Yes, you can predict the problems that a room full of 12 and 13-year-old might have with two young people who fall in love (one, a girl who just doesn’t get out much and the other, a guy who has, up until the moment that he sees The Girl, been making himself sick mooning over another girl) so fast. And they were all surprised at how her father goes from wanting to let her have some say in whether she will marry Paris – the guy Dad has picked out – to telling her she can hang, starve, and die in the streets for all he will care if she doesn’t marry the “man of wax.” Really Lord Capulet? The young man in each section who got to read Lord Capulet Act 4, Scene 1 had a lot of fun calling Juliet every name in the Renaissance Parental Handbook for Wayward Daughters.
So why not?
Every Shakespeare resource since the Folger Library published Shakespeare Set Free has suggested that you get kids “into” Shakespeare by having them insult each other using the a prix fixe menu approach to insult crafting – one word from Column A, one from Column B , and one from Column C. I tried this the first year I taught the book as an opening exercise, and it just didn’t work; the kids were uncomfortable with the language, they felt weird about saying the words in front of their classmates, and the activity had no context. But after Lord Capulet excoriates his daughter for not wanting to marry Paris, it seemed like time.
With a twist
We have been working on parts of speech over the first semester, and so I printed out the words I was going to use in a fancy free font that I downloaded and on two colors of paper. Nouns were white paper; adjectives were green. Each student had to choose two adjectives and one noun. They could decide what order the adjectives were in, with the noun last. Green, green, white. Then they faced off in a random draw of opponents, with the winner going on to round two. In round two you could trade in one adjective or your noun. I would award points for style and sincerity.
Friday afternoon
I teach three classes in a row on Friday afternoon up to the final dismissal for the day. It is not easy to get kids to stay interested in the work at hand with the end of the week so close they can taste it. I try to craft work for the day that is engaging physically and mentally. It is also a crazy day of meetings and other responsibilities, so my one unassigned moment of the day comes at 9:50 until 10:30. So I have a hard time with the end of the week as well. This past Friday was not a problem. They embraced this with great enthusiasm. By the end of the day, the buzz on the floor was great. One student told me as he walked in the door that he was told all he needed for class was his book and his courage. Okay, that works. Students who rarely speak up threw themselves into the task. One young man tossed each word to the ground as he bit it out. They made me laugh so hard! The crowd cheered on the insulters and offered ice for those burns. We drew a crowd from the atrium. What was going on in Tabor’s English class???
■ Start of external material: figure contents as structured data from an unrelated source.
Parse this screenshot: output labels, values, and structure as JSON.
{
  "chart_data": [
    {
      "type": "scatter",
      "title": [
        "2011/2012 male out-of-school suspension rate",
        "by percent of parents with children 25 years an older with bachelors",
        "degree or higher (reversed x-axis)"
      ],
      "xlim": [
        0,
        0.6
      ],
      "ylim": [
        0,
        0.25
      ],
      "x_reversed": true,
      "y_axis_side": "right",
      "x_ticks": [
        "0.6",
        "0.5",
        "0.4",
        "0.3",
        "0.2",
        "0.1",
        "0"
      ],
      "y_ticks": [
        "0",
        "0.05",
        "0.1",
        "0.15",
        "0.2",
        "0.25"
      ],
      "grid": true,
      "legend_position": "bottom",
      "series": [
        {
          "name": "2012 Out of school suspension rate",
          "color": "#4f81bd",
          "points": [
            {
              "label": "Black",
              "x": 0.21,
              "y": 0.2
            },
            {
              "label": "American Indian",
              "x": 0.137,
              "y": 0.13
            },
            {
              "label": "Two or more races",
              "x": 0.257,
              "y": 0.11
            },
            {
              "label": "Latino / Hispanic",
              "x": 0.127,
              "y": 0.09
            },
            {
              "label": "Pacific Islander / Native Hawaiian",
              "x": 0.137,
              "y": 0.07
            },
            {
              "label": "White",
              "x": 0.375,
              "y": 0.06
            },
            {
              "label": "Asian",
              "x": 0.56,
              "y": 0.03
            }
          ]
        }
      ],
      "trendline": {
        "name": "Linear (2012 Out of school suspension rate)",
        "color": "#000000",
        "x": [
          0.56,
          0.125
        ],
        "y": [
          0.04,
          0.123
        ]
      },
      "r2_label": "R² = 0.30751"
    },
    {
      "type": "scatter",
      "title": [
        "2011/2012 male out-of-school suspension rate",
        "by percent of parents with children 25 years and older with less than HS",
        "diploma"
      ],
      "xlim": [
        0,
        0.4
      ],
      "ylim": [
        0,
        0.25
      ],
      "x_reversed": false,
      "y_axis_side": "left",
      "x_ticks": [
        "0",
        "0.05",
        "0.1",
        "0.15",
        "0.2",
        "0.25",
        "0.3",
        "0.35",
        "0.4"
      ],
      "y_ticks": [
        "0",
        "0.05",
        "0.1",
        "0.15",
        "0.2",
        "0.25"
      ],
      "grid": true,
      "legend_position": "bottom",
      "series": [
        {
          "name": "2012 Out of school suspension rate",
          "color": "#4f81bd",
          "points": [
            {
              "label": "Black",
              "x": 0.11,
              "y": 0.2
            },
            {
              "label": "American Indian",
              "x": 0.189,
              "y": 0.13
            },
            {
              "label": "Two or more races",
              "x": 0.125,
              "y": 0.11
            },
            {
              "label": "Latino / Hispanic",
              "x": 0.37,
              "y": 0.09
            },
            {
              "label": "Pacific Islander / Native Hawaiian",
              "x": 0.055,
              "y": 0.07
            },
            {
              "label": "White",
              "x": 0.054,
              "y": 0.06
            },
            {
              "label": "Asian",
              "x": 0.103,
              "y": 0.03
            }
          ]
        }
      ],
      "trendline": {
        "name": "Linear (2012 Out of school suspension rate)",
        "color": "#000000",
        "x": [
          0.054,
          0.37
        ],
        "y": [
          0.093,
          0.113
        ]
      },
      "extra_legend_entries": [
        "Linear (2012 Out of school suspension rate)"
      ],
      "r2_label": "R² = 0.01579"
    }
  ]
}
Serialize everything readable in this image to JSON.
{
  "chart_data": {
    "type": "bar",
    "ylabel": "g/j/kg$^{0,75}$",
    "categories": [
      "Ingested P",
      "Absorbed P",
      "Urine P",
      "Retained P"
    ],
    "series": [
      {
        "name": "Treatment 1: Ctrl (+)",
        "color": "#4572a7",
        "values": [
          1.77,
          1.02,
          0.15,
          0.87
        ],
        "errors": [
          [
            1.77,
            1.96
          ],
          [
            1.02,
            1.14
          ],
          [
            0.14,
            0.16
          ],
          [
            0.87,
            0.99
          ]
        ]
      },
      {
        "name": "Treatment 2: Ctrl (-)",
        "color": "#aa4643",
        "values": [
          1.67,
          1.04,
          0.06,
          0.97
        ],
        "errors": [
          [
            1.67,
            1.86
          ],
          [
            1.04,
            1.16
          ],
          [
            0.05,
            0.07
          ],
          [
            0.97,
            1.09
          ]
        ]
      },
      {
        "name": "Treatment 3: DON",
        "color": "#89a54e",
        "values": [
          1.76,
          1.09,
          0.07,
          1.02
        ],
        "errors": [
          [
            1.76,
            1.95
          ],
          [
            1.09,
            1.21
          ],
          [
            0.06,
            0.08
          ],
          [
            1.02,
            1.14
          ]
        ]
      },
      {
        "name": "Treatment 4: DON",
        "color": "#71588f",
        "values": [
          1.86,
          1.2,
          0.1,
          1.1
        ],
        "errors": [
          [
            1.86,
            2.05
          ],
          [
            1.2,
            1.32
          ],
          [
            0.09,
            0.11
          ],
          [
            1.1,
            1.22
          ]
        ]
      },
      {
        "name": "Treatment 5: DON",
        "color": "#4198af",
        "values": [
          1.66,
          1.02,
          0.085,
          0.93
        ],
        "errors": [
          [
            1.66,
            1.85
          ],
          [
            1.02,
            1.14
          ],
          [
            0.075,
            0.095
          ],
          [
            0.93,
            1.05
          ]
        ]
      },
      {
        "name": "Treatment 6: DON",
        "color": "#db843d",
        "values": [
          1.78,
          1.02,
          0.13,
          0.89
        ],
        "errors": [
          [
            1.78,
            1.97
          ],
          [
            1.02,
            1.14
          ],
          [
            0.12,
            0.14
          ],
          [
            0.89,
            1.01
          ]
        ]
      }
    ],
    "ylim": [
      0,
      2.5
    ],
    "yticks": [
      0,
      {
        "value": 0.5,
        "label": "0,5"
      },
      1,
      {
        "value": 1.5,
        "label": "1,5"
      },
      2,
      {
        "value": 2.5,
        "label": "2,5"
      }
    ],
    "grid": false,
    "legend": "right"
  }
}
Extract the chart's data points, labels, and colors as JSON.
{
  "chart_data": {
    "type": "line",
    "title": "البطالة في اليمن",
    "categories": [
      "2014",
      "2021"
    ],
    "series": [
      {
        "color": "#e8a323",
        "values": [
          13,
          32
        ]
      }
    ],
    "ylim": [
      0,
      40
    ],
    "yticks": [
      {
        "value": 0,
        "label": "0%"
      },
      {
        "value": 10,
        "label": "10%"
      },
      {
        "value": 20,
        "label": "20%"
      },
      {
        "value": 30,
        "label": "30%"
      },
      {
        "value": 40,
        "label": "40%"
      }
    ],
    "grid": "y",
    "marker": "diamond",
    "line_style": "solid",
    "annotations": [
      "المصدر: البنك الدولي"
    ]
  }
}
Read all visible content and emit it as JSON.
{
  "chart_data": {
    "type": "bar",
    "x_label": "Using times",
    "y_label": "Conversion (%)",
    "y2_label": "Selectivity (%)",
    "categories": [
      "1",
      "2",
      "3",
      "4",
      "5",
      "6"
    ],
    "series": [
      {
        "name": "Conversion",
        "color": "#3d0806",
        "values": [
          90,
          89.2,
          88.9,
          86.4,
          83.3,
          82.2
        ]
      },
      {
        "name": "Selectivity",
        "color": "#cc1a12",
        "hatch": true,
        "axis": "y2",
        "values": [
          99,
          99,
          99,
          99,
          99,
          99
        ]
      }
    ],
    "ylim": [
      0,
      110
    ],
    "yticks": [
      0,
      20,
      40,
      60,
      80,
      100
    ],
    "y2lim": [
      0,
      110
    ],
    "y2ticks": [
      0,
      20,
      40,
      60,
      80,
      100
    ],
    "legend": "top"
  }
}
Now, it works. They have read Shakespeare to each other aloud for two weeks, they had context for the insults, and the words (almost) made sense.
What’s a …?
Poltroon? (a wretched coward) Gudgeon? (a little fish with a big head) Canker-blossom? (Think cold sore) Codpiece? (athletic supporter perhaps?) Big laughs, big fun, and they wanted one more round, even though it was after dismissal. Shakespeare, not for poltroons.